Azure Blob input dataset:

{
  "name": "PersonBlobTableIn",
  "properties": {
    "structure": [
      {
        "name": "Id",
        "type": "Int"
      },
      {
        "name": "FirstName",
        "type": "String"
      },
      {
        "name": "MiddleName",
        "type": "String"
      },
      {
        "name": "LastName",
        "type": "String"
      }
    ],
    "type": "AzureBlob",
    "linkedServiceName": "StorageLinkedService",
    "typeProperties": {
      "fileName": "input.csv",
      "folderPath": "docdb",
      "format": {
        "type": "TextFormat",
        "columnDelimiter": ",",
        "nullValue": "NULL"
      }
    },
    "external": true,
    "availability": {
      "frequency": "Day",
      "interval": 1
    }
  }
}

Azure DocumentDB output dataset:

The sample copies data to a collection named “Person”.

{
  "name": "PersonDocumentDbTableOut",
  "properties": {
    "structure": [
      {
        "name": "Id",
        "type": "Int"
      },
      {
        "name": "Name.First",
        "type": "String"
      },
      {
        "name": "Name.Middle",
        "type": "String"
      },
      {
        "name": "Name.Last",
        "type": "String"
      }
    ],
    "type": "DocumentDbCollection",
    "linkedServiceName": "DocumentDbLinkedService",
    "typeProperties": {
      "collectionName": "Person"
    },
    "availability": {
      "frequency": "Day",
      "interval": 1
    }
  }
}

The following pipeline copies data from Azure Blob to the Person collection in the DocumentDB. As part of the copy activity the input and output datasets have been specified.

{
  "name": "BlobToDocDbPipeline",
  "properties": {
    "activities": [
      {
        "type": "Copy",
        "typeProperties": {
          "source": {
            "type": "BlobSource"
          },
          "sink": {
            "type": "DocumentDbCollectionSink",
            "nestingSeparator": ".",
            "writeBatchSize": 2,
            "writeBatchTimeout": "00:00:00"
          }
          "translator": {
              "type": "TabularTranslator",
              "ColumnMappings": "FirstName: Name.First, MiddleName: Name.Middle, LastName: Name.Last, BusinessEntityID: BusinessEntityID, PersonType: PersonType, NameStyle: NameStyle, Title: Title, Suffix: Suffix, EmailPromotion: EmailPromotion, rowguid: rowguid, ModifiedDate: ModifiedDate"
          }
        },
        "inputs": [
          {
            "name": "PersonBlobTableIn"
          }
        ],
        "outputs": [
          {
            "name": "PersonDocumentDbTableOut"
          }
        ],
        "policy": {
          "concurrency": 1
        },
        "name": "CopyFromBlobToDocDb"
      }
    ],
    "start": "2015-04-14T00:00:00Z",
    "end": "2015-04-15T00:00:00Z"
  }
}

If the sample blob input is as

1,John,,Doe

Then the output JSON in DocumentDB will be as:

{
  "Id": 1,
  "Name": {
    "First": "John",
    "Middle": null,
    "Last": "Doe"
  },
  "id": "a5e8595c-62ec-4554-a118-3940f4ff70b6"
}

DocumentDB is a NoSQL store for JSON documents, where nested structures are allowed. Azure Data Factory enables user to denote hierarchy via nestingSeparator, which is “.” in this example. With the separator, the copy activity will generate the “Name” object with three children elements First, Middle and Last, according to “Name.First”, “Name.Middle” and “Name.Last” in the table definition.

Appendix

  1. Question: Does the Copy Activity support update of existing records?

    Answer: No.

  2. Question: How does a retry of a copy to DocumentDB deal with already copied records?

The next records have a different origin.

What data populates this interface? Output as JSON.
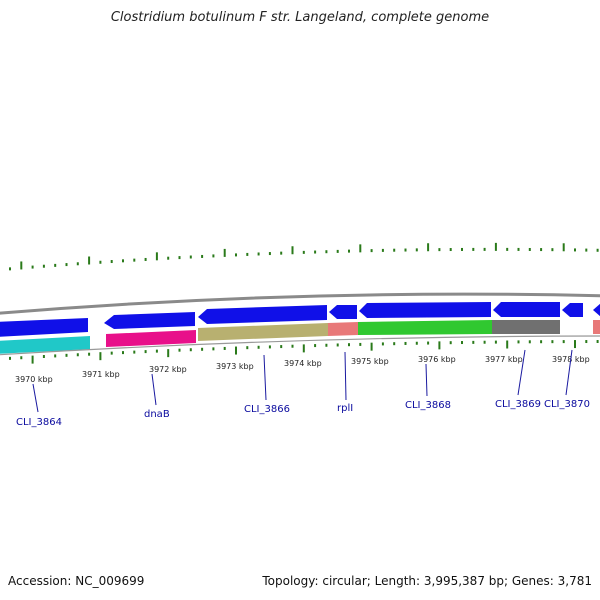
{
  "title": "Clostridium botulinum F str. Langeland, complete genome",
  "footer": {
    "accession": "Accession: NC_009699",
    "summary": "Topology: circular; Length: 3,995,387 bp; Genes: 3,781"
  },
  "colors": {
    "backbone": "#8a8a8a",
    "cds_blue": "#1010e8",
    "tick_green": "#2a7a1a",
    "label_blue": "#0a0a9e"
  },
  "kbp_ticks": [
    "3970 kbp",
    "3971 kbp",
    "3972 kbp",
    "3973 kbp",
    "3974 kbp",
    "3975 kbp",
    "3976 kbp",
    "3977 kbp",
    "3978 kbp"
  ],
  "gene_labels": [
    "CLI_3864",
    "dnaB",
    "CLI_3866",
    "rplI",
    "CLI_3868",
    "CLI_3869",
    "CLI_3870"
  ],
  "color_bands": [
    {
      "name": "cyan",
      "color": "#20c8c8"
    },
    {
      "name": "magenta",
      "color": "#e8108a"
    },
    {
      "name": "khaki",
      "color": "#b8b070"
    },
    {
      "name": "salmon",
      "color": "#e87878"
    },
    {
      "name": "green",
      "color": "#30c830"
    },
    {
      "name": "gray",
      "color": "#707070"
    },
    {
      "name": "salmon2",
      "color": "#e87878"
    }
  ]
}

    Answer: If records have an "ID" field and the copy operation tries to insert a record with the same ID, the copy operation throws an error.

  3. Question: Does Data Factory support range or hash-based data partitioning?

    Answer: No.

  4. Question: Can I specify more than one DocumentDB collection for a table?

    Answer: No. Only one collection can be specified at this time.

Performance and Tuning

See Copy Activity Performance & Tuning Guide to learn about key factors that impact performance of data movement (Copy Activity) in Azure Data Factory and various ways to optimize it.